Minggu, 17 Juli 2022 - 13:46:28 WIB



Oleh : Dr. Noviardi Ferzi*

 

 

 

 

EcoReview -  Kebangkrutan Sri lanka menjadi hantu yang menakutkan bagi banyak negara. Termasuk Indonesia. Kenapa ? Karena kolapsnya keuangan negara Asia Selatan itu berawal dari gagal membayar utang kepada donor baik negara maupun lembaga.

Kekhawatiran bertambah, karena karakteristik utang Sri Langka di dominasi utang infrastruktur dan belanja rutin pemerintah, suatu pola yang relatip sama dengan Indonesia.

Walhasil, banyak pengamat yang mengingatkan pemerintah, bahwa kejadian yang di alami Sri langka bisa terjadi di Indonesia.  Namun sayang sikap ini ditanggapi sinis dengan pemerintah.
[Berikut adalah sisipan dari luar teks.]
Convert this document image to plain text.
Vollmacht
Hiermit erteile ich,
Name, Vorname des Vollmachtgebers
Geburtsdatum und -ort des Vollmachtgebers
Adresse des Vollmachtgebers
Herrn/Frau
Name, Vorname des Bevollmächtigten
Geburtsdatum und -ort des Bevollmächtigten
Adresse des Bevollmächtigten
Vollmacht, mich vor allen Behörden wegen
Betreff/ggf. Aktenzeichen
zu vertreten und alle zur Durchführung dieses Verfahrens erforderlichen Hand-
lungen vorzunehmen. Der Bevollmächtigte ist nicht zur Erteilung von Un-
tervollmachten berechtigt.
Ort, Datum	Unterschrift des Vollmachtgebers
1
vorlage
Sampai Menko Marves Luhut Binsar Panjaitan sampai mengatakan kalimat sakit jiwa bagi pengamat yang mengingatkan Indonesia akan bernasib sama dengan Sri langka, bangkrut karena utang.

Sikap sinis pemerintah berpijak pada  argumen klasik rasio utang yang masih aman terkendali. Posisi utang hingga 31 Mei 2022 mencapai Rp 7.002,24 triliun. Besarannya setara 38,88 persen dari Produk Domestik Bruto (PDB) Indonesia.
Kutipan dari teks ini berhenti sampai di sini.